このプリントも、既に知っている事ばかりだった。私はその後三枚プリントを終わらせた所で、終了となった。
辺りを見回すと、皆微妙な顔付だ。
「リーネとランは如何でした?」
「難しくは無かったですが、時間ギリギリでした」
と、リーネ。
「そうですね。入学試験に比べたら簡単でした」
と、ラン。
…え?貴族院入学試験あるの??
「…貴族院に入学試験が、あるのは知らなかったですわ」
「入学試験は、子爵以下の下位貴族のみ受けなくてはなりません。一定の学力が無ければ入学できません」
…そうなのぉ??全然知らなかった。顔には出さない。
「貴族院を出ていないと、職を得るのも大変なので、その為に何年も前から勉強を始めます。上位子爵位なら、家庭教師を雇えますが、男爵や準男爵だと図書館などで、自力で勉強する者も少なくありません」
「大変ですのね…」
―貴族といえど、下級貴族は大変なんだね。人を拐ってでも利益を得ようとする意味も分かったよ。分かったけど、推奨はしない。理解もしない。

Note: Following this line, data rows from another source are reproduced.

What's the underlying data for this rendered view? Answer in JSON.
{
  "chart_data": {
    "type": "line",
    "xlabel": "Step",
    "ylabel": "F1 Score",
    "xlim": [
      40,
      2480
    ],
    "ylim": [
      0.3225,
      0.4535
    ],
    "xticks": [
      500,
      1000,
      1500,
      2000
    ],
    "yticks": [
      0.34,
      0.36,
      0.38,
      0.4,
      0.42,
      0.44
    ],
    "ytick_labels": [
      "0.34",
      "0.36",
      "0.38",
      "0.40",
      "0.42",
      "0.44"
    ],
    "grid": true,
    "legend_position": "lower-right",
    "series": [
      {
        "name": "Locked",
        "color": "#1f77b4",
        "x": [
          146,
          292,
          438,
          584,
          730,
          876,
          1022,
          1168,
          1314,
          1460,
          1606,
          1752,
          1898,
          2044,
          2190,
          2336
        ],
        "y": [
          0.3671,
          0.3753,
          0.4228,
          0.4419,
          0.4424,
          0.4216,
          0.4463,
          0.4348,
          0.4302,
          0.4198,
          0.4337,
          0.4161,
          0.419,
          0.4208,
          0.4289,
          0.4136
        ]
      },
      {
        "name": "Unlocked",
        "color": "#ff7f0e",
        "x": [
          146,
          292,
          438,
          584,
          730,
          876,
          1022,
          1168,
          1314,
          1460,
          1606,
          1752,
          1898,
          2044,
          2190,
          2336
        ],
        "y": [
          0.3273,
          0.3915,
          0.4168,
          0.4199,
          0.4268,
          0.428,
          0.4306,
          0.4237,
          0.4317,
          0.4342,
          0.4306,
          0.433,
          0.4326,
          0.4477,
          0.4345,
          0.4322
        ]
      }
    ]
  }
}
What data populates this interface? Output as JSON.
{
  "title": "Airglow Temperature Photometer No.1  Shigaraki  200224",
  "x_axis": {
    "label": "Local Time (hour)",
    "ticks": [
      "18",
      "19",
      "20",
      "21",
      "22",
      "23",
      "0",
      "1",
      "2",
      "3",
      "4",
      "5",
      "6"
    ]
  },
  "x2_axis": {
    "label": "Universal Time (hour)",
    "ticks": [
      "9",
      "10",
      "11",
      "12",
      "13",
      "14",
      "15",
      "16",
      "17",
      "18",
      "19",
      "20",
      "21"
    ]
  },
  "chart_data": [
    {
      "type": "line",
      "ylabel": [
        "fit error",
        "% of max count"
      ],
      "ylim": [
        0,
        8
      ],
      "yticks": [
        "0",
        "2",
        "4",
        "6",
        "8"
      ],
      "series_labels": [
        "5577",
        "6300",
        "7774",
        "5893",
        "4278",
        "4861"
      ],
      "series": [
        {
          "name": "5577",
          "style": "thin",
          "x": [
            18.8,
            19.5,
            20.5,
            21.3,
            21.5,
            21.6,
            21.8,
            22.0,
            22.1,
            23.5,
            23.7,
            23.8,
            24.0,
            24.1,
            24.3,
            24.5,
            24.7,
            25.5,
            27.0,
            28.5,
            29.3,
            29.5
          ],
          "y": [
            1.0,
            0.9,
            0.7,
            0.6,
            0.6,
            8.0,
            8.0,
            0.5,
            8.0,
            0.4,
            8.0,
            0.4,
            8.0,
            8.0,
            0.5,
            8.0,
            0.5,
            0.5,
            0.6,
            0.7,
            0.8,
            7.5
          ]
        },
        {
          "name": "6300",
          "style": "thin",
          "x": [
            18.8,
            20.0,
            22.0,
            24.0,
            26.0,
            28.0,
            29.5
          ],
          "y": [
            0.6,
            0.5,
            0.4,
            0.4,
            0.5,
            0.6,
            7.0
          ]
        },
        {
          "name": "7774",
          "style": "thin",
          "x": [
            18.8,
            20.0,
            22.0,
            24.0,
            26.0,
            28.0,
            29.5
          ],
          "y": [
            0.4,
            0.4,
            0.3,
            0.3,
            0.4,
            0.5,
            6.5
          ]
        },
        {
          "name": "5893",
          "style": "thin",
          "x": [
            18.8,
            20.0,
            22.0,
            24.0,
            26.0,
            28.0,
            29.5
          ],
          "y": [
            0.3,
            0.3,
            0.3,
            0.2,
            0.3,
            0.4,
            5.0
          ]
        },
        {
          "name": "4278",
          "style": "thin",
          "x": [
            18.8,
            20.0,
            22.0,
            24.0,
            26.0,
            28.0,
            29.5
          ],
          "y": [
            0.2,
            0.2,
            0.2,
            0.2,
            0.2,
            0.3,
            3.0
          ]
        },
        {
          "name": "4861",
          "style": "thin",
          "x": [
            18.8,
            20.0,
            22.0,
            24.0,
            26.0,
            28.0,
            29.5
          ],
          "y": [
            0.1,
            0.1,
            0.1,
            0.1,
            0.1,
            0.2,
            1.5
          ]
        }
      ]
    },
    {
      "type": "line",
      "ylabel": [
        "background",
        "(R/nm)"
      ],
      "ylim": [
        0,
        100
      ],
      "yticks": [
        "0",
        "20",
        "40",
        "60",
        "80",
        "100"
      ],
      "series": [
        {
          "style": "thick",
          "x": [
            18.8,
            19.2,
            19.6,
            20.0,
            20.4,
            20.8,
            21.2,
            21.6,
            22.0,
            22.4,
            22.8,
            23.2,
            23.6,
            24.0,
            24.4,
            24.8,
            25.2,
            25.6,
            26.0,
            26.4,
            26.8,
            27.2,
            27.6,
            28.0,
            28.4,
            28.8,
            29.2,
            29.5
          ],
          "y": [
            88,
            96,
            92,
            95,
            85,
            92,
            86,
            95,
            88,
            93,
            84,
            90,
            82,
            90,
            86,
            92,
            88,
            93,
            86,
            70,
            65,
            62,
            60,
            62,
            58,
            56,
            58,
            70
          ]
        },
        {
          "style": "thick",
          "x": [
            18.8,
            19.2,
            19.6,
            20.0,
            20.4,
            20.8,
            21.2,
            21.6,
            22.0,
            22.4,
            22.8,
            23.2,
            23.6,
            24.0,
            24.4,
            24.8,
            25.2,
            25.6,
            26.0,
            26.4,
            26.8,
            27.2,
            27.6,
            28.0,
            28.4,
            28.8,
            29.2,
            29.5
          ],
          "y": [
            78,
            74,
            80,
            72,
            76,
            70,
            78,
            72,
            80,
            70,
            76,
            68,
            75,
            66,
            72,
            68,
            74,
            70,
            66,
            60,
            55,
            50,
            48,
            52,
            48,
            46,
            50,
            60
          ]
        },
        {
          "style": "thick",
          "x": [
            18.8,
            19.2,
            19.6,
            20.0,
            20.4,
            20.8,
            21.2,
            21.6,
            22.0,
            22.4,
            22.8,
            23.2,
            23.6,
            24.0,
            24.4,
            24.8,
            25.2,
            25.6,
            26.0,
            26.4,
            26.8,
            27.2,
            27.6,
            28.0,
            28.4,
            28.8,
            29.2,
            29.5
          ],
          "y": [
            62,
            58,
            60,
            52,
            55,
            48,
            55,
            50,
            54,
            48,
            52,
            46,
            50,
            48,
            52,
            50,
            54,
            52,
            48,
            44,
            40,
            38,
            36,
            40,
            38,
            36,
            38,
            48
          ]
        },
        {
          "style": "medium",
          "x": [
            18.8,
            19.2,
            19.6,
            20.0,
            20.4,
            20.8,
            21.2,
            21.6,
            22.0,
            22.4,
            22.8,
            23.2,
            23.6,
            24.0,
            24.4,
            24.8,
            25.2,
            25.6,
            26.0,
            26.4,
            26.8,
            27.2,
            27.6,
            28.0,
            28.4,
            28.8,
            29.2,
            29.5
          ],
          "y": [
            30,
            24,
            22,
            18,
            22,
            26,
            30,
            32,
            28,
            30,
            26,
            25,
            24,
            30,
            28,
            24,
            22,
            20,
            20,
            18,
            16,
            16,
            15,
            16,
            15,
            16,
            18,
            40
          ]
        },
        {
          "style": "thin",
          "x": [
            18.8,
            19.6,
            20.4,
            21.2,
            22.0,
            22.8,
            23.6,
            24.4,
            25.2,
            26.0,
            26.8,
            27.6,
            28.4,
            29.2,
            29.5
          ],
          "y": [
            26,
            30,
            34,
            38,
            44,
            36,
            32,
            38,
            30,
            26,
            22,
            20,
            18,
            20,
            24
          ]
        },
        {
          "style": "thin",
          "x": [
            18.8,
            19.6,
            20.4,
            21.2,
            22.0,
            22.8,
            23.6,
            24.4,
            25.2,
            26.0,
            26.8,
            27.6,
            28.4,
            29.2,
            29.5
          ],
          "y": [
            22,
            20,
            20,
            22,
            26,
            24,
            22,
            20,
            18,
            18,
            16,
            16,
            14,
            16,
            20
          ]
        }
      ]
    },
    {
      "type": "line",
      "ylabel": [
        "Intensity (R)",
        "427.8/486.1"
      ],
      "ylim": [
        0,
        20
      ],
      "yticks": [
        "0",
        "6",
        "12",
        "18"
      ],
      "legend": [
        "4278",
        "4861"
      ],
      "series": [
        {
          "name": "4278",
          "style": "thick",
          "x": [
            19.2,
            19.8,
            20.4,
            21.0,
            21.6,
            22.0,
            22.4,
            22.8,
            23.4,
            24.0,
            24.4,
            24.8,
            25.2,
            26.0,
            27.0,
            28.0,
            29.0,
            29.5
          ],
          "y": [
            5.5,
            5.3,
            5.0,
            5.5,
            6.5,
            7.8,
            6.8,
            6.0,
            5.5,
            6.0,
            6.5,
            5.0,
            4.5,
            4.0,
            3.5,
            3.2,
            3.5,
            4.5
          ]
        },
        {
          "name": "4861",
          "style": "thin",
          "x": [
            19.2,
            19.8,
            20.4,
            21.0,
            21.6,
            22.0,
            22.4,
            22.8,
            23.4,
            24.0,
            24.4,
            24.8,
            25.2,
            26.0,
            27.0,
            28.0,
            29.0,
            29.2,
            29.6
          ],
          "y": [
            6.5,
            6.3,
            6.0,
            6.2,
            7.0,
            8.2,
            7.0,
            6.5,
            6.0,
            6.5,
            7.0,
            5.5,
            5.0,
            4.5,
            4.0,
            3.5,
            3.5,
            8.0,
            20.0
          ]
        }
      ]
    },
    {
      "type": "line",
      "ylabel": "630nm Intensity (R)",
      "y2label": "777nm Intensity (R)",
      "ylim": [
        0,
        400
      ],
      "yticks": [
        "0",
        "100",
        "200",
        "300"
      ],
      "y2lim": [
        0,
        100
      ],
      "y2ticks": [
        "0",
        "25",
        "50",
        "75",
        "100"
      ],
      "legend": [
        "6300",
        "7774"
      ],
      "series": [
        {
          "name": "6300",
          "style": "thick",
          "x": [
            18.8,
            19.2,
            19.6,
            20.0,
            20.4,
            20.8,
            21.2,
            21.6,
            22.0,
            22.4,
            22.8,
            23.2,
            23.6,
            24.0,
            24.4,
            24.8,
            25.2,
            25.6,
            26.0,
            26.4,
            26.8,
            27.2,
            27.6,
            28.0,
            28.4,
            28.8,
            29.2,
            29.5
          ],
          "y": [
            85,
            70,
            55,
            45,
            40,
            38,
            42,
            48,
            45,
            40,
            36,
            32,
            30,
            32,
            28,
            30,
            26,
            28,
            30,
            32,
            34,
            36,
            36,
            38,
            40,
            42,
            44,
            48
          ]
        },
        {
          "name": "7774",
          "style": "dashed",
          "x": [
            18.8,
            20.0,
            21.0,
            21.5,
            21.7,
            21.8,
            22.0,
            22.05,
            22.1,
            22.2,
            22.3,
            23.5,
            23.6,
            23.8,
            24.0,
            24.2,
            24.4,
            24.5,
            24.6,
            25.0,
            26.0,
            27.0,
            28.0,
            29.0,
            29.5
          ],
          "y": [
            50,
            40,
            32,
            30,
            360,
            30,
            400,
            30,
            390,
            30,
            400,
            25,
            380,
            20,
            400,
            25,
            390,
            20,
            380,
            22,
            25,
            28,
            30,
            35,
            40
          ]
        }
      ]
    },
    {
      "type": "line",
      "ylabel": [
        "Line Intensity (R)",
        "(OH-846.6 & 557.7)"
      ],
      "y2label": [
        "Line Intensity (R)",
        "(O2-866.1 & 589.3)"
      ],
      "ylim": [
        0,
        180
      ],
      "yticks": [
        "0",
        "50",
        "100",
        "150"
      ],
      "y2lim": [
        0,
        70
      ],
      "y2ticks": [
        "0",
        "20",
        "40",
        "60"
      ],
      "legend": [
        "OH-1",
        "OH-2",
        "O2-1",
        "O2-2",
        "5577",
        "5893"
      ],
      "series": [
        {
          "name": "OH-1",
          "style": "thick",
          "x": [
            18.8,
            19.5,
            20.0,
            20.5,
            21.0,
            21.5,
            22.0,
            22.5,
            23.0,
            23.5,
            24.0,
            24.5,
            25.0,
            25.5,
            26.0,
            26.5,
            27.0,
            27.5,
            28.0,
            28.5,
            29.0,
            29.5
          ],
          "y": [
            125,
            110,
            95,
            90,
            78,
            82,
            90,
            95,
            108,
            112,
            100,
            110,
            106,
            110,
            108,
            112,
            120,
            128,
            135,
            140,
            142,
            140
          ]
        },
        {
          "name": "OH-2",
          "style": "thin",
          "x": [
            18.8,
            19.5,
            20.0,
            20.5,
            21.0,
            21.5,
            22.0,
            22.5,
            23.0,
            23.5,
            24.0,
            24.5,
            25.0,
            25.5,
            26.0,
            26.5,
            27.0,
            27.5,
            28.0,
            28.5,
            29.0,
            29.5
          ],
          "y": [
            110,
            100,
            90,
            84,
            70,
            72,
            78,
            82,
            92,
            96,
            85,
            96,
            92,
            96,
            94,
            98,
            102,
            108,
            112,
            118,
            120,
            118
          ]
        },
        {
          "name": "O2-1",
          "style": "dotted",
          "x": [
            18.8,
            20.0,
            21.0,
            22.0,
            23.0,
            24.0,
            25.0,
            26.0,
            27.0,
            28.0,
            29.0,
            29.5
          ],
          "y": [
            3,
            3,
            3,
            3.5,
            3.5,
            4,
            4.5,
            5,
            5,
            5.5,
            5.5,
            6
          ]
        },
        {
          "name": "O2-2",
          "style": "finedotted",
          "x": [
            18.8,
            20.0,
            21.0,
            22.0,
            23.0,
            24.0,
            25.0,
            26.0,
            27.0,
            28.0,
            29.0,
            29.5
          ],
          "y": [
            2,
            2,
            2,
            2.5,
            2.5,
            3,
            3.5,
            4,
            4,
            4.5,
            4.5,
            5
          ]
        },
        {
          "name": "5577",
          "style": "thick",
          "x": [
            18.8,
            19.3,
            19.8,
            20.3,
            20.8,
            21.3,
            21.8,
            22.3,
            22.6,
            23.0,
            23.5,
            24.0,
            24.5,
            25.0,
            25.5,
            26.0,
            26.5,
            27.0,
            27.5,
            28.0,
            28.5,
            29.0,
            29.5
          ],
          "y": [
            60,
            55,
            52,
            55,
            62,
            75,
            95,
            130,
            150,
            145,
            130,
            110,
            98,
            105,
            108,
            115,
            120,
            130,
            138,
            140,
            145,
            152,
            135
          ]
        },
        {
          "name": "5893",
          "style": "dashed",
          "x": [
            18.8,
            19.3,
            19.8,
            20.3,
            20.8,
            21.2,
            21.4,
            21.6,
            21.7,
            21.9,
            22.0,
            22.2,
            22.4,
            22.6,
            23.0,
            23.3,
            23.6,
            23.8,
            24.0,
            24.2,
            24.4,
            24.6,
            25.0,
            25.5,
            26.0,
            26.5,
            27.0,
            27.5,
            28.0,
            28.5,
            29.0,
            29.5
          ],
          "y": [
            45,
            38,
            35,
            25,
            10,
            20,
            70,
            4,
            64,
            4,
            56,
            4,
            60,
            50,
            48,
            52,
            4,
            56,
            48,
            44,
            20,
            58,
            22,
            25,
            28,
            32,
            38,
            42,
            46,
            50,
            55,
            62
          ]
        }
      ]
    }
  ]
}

「それにしても、システィーナ様は凄いですね!何枚も書いておられました」
「ええ!びっくりしましたわ。あの様に短時間で解いてしまわれて」
リーネとランが凄いを連発する。
―よせやい。照れるだろ
「有り難う存じます。お母様とアルベティウス様のお陰ですわ」
うふふと笑う。
…私が頑張ったからだと、思っているが口では謙遜しておく。私すげぇ。
「先程のテストの結果と、魔力量を総合的に見て、明日以降の授業の教室が変わります。明日、ホールで貼り出されますので、確認してください。ホームルームは此処で行いますので、間違えないように」
ルルーシェ先生がプリントを、纏めながら言った。
…リーネやランと教室が変わる可能性があるのか。魔力量からいくと、エスメラルダ嬢と同じになる可能性が高いな。…勘弁してくれ
「では、ホームルームは終わります。次の授業はこの教室で行いますので」
チャイムが鳴って、ルルーシェ先生とセレスティナ母様が退室する。去り際に、セレスティナ母様が、私にウインクした。
私は再び頭を抱えた。
「セレスティナ様の指導をお受けできるなんて、光栄だわ」
何処かから声が聞こえた。耳をダンボにして聞いてみる。
「ええ、セレスティナ様は、ずっと平民街で平民を教えていらしたそうよ」
「平民が教わるなんて、何て贅沢な」
「セレスティナ様が貴族院に戻られるのは、第一王子が卒業なさって以来ではなくて?」
「父が話しておりましたの。セレスティナ様は幼い頃からとても可憐で、婚儀を結ばれてベレナルフに嫁がれるまでは、あの濃紺の髪色から『アトワーフの月夜姫』と呼ばれていたそうよ」
…『アトワーフの月夜姫』??
思わず、ぶふっと令嬢らしからぬ笑いが漏れてしまった。
「システィーナ様?大丈夫でございますか?」
「少し咽てしまっただけよ。有り難う。ラン」
…本当は吹き出しただけだけど。
「私達も、セレスティナ様からご教授頂ける事を、大変光栄に思っています」
「システィーナ様は、お母様なのでお分かりにならないかと存じますが、セレスティナ様やアルベティウス様は私達には、本来なら手の届かない、むしろ神に近い存在なのです」
リーネとランから、熱弁されている。
「こうやって、システィーナ様のお隣に侍る事は、まるで夢の中の様なのです」
「本当に感謝しております」
…私なんか、本当は平民なのに、何だか申し訳なくなってしまう。幼い頃から当たり前に高位王族と接してしまったから、私にはよく分からなくなっている様だ。そう言えば、領主様に呼ばれた時、お父さんもお母さんも、ガッチガッチに緊張していたよね。
本来は、文字通り雲の上の存在であるだろう自分の周りの人達について、考えを改める必要があるな。と思いを深めた。